Wenn zwei echte Könner ihrer Metiers, wie die famose Krimiautorin Fred Vargas und der nicht minder weltweit bekannte Künstler und Grafiker Edmond Baudoin ein gemeinsames Projekt vorlegen darf man gespannt sein. So geschehen beim vorliegenden Band „Die Tote im Pelzmantel“, nach einer Kurzgeschichte der französischen Schriftstellerin aus dem Jahr 2002.

Baudoin illustrierte das Prosawerk mit seinen eindringlichen Schwarz-Weiß-Bildern und gibt dem faszinierenden Kommissar Adamsberg ein Gesicht. Und es entspricht annähernd jenem Antlitz, das sich mir bei der Lektüre von (ausschließlich in Worten verfassten) Vargas-Romanen in der Fantasie gebildet hat. Ich habe ihn zwar um ein paar Jährchen älter in Erinnerung, aber das würde zu weit führen, sprich wäre Pedanterie!

Zur Handlung: der Pariser Stadtstreicher Pi, der seinen Lebensunterhalt mit dem Verkauf von Schwämmen, die er in einem Einkaufswagerl durch die Gegend karrt, fristet, wird in einer kalten Winternacht Zeuge eines Mordversuchs an einer prominenten jungen Frau.

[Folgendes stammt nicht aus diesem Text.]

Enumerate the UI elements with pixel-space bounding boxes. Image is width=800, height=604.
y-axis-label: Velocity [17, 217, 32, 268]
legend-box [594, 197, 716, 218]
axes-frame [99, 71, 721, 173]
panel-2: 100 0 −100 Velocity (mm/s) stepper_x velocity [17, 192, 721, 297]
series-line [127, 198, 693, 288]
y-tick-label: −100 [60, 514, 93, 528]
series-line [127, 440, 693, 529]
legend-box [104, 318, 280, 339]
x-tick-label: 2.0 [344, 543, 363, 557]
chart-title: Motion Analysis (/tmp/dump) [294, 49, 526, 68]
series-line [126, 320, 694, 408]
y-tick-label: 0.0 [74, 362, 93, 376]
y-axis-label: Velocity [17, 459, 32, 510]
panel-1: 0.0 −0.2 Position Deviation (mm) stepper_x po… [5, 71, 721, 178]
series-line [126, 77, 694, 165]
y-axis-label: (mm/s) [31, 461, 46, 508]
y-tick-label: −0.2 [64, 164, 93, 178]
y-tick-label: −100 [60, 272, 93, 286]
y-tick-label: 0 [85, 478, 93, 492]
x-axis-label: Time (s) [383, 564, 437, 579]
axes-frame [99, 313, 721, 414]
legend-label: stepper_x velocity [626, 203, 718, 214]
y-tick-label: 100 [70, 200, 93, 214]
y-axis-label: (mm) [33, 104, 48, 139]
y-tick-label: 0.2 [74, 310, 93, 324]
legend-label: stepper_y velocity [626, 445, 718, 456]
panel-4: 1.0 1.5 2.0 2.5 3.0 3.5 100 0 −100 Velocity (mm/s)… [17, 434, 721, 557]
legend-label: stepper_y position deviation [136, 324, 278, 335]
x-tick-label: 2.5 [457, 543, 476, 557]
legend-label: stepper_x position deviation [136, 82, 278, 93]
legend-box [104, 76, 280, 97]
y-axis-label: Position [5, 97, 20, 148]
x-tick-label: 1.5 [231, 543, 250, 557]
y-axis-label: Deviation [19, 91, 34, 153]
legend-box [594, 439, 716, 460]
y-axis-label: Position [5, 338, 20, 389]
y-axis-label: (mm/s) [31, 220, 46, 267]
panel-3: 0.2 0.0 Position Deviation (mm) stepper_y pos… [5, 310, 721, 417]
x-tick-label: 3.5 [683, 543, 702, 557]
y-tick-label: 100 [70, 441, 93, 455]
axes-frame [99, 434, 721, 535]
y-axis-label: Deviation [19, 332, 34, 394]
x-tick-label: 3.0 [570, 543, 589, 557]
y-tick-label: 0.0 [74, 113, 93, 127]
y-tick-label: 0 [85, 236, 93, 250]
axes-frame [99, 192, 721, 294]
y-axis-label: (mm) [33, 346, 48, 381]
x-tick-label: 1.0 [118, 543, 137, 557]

Nachdem er sich über einem Metro-Schacht zum Schlafen „gebettet“ hat, sieht er, wie die Schüsse aus einem fahrenden Auto abgegeben werden. Gegenüber der Polizei schweigt Pi jedoch beharrlich – nichts gesehen, nichts gehört und ergo nichts zu sagen.

Aber da kommt Adamsberg ins Spiel, der als hervorragender Überwinder von Hindernissen gilt, vergleichbar etwa mit dem amerikanischen Inspektor Columbo, verkörpert durch den leider vor kurzem verstorbenen Peter Falk.

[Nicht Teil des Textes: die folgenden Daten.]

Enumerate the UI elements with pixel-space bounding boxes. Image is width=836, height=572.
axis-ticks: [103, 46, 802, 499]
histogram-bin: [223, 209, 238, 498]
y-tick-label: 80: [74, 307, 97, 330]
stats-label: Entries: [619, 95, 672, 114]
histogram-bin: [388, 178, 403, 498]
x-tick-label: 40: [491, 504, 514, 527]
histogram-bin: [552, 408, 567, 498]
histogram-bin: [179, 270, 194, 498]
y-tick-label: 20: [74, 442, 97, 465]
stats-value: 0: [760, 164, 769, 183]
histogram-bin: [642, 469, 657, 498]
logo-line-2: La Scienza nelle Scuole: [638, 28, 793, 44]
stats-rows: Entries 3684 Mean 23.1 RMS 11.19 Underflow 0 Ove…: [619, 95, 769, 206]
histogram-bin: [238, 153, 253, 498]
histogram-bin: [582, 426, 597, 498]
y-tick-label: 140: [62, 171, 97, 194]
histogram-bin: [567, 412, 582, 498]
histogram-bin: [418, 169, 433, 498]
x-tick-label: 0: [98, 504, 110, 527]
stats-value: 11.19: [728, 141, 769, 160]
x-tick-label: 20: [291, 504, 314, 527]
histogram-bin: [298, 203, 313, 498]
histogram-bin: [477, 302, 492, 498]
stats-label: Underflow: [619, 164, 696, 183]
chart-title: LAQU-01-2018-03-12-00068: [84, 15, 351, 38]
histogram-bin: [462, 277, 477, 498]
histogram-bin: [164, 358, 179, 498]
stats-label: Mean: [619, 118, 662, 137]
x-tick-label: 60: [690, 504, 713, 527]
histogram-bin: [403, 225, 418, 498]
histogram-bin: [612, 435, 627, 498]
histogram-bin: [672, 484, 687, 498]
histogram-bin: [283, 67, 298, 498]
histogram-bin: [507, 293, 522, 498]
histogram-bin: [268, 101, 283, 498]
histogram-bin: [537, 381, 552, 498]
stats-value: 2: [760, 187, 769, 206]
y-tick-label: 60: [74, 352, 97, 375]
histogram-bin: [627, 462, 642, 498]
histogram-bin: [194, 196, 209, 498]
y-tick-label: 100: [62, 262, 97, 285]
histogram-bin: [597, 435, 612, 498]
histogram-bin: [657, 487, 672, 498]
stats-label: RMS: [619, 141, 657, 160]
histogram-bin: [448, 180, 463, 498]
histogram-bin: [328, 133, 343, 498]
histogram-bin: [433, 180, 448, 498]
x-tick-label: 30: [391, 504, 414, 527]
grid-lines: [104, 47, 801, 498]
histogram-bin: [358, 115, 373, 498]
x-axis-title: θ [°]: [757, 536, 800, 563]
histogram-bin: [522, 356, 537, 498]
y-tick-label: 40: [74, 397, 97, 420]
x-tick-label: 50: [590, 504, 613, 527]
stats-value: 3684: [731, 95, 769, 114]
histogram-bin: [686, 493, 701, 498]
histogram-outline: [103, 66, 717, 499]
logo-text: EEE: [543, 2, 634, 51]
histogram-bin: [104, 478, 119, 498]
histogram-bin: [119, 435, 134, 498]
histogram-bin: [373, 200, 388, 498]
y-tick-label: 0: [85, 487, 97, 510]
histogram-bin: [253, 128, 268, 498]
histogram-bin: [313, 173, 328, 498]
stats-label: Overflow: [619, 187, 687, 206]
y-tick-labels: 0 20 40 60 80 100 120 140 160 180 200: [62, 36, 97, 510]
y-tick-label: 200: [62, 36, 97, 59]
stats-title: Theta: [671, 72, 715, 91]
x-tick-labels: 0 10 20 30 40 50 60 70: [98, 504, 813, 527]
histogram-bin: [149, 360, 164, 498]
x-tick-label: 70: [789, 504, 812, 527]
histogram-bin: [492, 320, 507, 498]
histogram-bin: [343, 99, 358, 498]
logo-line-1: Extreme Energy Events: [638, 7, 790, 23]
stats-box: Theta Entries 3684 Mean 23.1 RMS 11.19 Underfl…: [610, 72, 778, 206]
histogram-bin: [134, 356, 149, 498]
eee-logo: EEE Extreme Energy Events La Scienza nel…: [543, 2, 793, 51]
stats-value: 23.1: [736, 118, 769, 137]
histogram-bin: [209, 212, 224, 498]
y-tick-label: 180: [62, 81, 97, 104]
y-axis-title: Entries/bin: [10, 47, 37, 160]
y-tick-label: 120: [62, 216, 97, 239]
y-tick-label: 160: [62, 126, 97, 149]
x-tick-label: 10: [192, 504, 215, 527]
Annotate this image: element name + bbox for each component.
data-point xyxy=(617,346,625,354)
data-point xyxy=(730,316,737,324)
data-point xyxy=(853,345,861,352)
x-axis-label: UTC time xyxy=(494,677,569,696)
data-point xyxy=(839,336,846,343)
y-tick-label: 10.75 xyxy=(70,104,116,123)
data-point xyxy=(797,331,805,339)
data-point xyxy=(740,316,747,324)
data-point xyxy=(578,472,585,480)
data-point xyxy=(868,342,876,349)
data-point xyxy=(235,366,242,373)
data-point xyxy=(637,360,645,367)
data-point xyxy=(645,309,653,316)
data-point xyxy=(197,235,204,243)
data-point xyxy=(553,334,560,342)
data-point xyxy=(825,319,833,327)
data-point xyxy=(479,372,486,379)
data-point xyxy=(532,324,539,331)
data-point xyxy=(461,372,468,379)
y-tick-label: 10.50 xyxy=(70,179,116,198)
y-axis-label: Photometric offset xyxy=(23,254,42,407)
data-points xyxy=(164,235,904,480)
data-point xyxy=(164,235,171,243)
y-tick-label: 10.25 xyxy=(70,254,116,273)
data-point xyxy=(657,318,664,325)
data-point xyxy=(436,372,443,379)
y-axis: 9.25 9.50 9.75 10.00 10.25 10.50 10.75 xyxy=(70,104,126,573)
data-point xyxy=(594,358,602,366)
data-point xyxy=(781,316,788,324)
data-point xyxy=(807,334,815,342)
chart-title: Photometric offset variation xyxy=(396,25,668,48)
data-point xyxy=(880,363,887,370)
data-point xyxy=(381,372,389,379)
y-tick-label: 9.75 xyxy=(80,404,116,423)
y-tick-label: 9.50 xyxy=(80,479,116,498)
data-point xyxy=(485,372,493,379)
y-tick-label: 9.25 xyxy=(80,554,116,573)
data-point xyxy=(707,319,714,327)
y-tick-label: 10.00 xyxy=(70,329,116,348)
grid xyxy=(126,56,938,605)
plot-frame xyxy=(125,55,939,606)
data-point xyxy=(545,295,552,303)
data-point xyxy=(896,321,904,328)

Während langer Gespräche mit Pi gelingt es dem Kommissar durch sein Einfühlungsvermögen und sein Übermaß an Intuition den Schlüssel zur verstockten Seele des Clochards zu finden und den Fall zu lösen. Und nicht nur das, er ersinnt auch eine Möglichkeit, für Pi den Verkauf der Schwämme anzukurbeln – immerhin befinden sich davon 9000 (in Worten neuntausend!) im Besitz des einzigen Zeugen.

Der einzige Kritikpunkt (bedingt durch die Kürze der Vorlage) ist die relative Kürze der „Graphik Novel“, denn nach 50 Seiten ist der Zauber auch schon wieder vorbei, obwohl man gerne noch weiterlesen und vor allem auch weiterschauen möchte. In einem Nachwort („Mit dem Pinsel erzählen, mit Wörtern malen“) gibt der Comic-Publizist Klaus Schikowski einen Überblick zur Geschichte der graphischen Novellen, die sich vor allem in Frankreich großer Beliebtheit erfreuen.

Alles in allem ein sehr kurzweiliges Vergnügen, das für mich allerdings die Lektüre der langen Riemen von Fred Vargas nicht ganz ersetzen kann. Und da kommt ja bekanntlich etwas Neues auf uns zu. Hurra!